Noval dan Sam saling pandang karena heran dengan Mahesa yang tiba-tiba tersedak, tapi rasa herannya kemudian berganti dengan gelak tawa yang kencang dari keduanya, karena melihat wajah masing-masing.


"Kenapa kau tertawa bodoh!"


"Wajahmu terlihat jelek sekali Noval! Hahaha"


"Dasar kau. Apa kau tidak bercermin seberapa jelek wajahmu!" Suara tawa kembali terdengar.


Usai mengatur nafasnya, Mahesa kembali mengamati keduanya. "Sam, Noval! Apa yang terjadi pada kalian berdua?!" Sentak Mahesa. Sam dan Noval langsung menghentikan tawanya. "Jangan bilang kalian bertarung lagi!" Mahesa kesal.


"Tapi memang itu yang terjadi Pa, kami bertarung" jawab Sam memasang wajah sepolos mungkin.


"Tapi lihat Pa, kita sudah akur kembali kan?" Sahut Noval bangga.


Mahesa memijit pelipisnya, tiba-tiba pening menghadapi putranya yang selalu saja membuat masalah. Tapi Nita masih heran dengan tingkah mereka, "Apa yang terjadi sebenarnya! Kenapa mereka bisa seakrab ini?!"


Noval dan Sam pun duduk dikursinya masing-masing, Riyu masih menahan tawanya melihat bengkak dibibir Noval dan bengkak dimata kanan Sam.
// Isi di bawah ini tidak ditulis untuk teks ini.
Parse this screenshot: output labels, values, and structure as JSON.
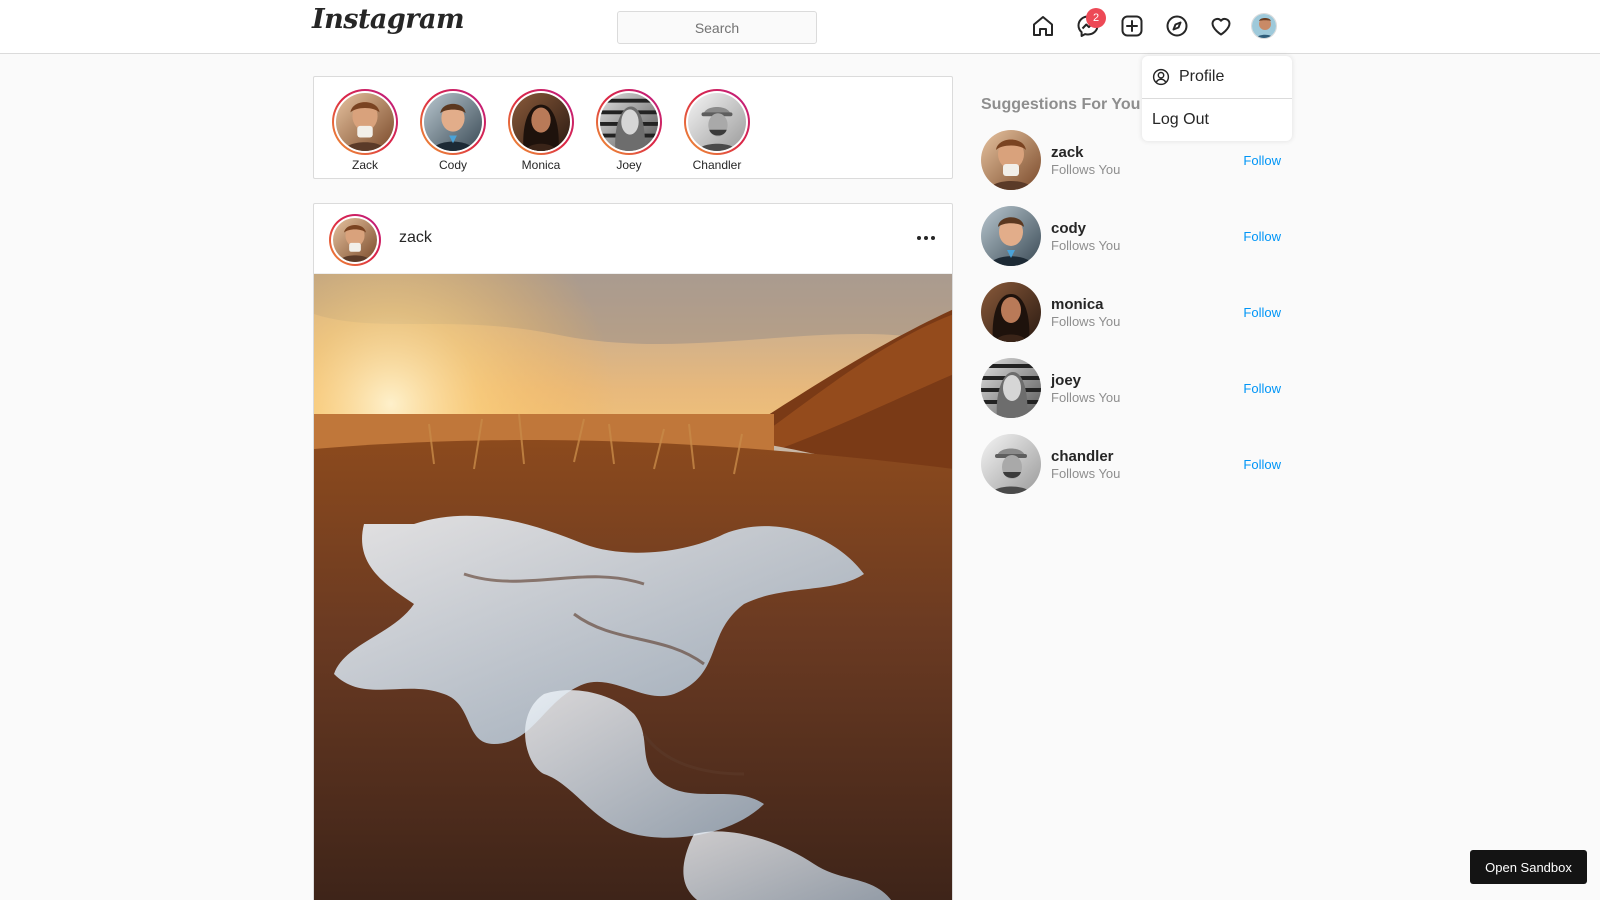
{
  "header": {
    "logo_text": "Instagram",
    "search_placeholder": "Search",
    "messages_badge": "2",
    "icons": [
      "home-icon",
      "messenger-icon",
      "new-post-icon",
      "explore-icon",
      "activity-heart-icon"
    ]
  },
  "dropdown": {
    "items": [
      {
        "label": "Profile",
        "icon": "user-circle-icon"
      },
      {
        "label": "Log Out"
      }
    ]
  },
  "stories": [
    {
      "name": "Zack"
    },
    {
      "name": "Cody"
    },
    {
      "name": "Monica"
    },
    {
      "name": "Joey"
    },
    {
      "name": "Chandler"
    }
  ],
  "post": {
    "username": "zack",
    "image_description_icon": "landscape-photo"
  },
  "suggestions": {
    "title": "Suggestions For You",
    "items": [
      {
        "name": "zack",
        "subtitle": "Follows You",
        "action": "Follow"
      },
      {
        "name": "cody",
        "subtitle": "Follows You",
        "action": "Follow"
      },
      {
        "name": "monica",
        "subtitle": "Follows You",
        "action": "Follow"
      },
      {
        "name": "joey",
        "subtitle": "Follows You",
        "action": "Follow"
      },
      {
        "name": "chandler",
        "subtitle": "Follows You",
        "action": "Follow"
      }
    ]
  },
  "sandbox_button": "Open Sandbox",
  "colors": {
    "accent": "#0095f6",
    "badge": "#ed4956",
    "border": "#dbdbdb"
  }
}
"Sebenarnya apa tujuan kalian bertarung hingga babak belur seperti ini?!"


Semua terbungkam, mana mungkin buka suara dan menjelaskan bahwa pertarungan itu untuk kesepakatan. Yang ada nanti malah ketahuan Nita, dan menjadi masalah baru untuk mereka.


Baru saja Noval ingin membuka mulutnya untuk angkat bicara, Mahesa menolaknya. "Sudah, sudah! Habiskan sarapan kalian. Papa ga mau tau, pokoknya setelah ini kalian harus tetap berangkat ke kantor!"


"Apa? Dengan wajah seperti ini?!" Protes Sam.


"Kenapa kau keberatan?! Salah kalian sendiri!" Mahesa menengguk habis susunya. "Awas jika kalian bolos kerja. Papa akan menyuruh kalian berkeliling kompleks dengan wajah bengkak seperti itu, jika kalian melanggar perintah" Mahesa langsung beranjak pergi.


"Kalian ini sudah dewasa! Masih saja bersikap kekanak-kanakan!" ucap Nita tak kalah kesal, lalu menyusul Mahesa ke mobilnya.

__ADS_1


Tinggal Riyu, Sam, dan Noval sekarang yang tersisa di meja makan. Melihat Riyu yang dari tadi tertawa, serentak Sam dan Noval melihat ke arah Riyu, membuat ia menghentikan tawa dan menutup mulutnya rapat-rapat.


"Aku... Sudah selesai sarapan, duluan ya. Daahhh" Riyu langsung kabur menuju mobilnya, cara yang paling aman untuk menyelamatkan diri dari dua orang yang menyebalkan itu.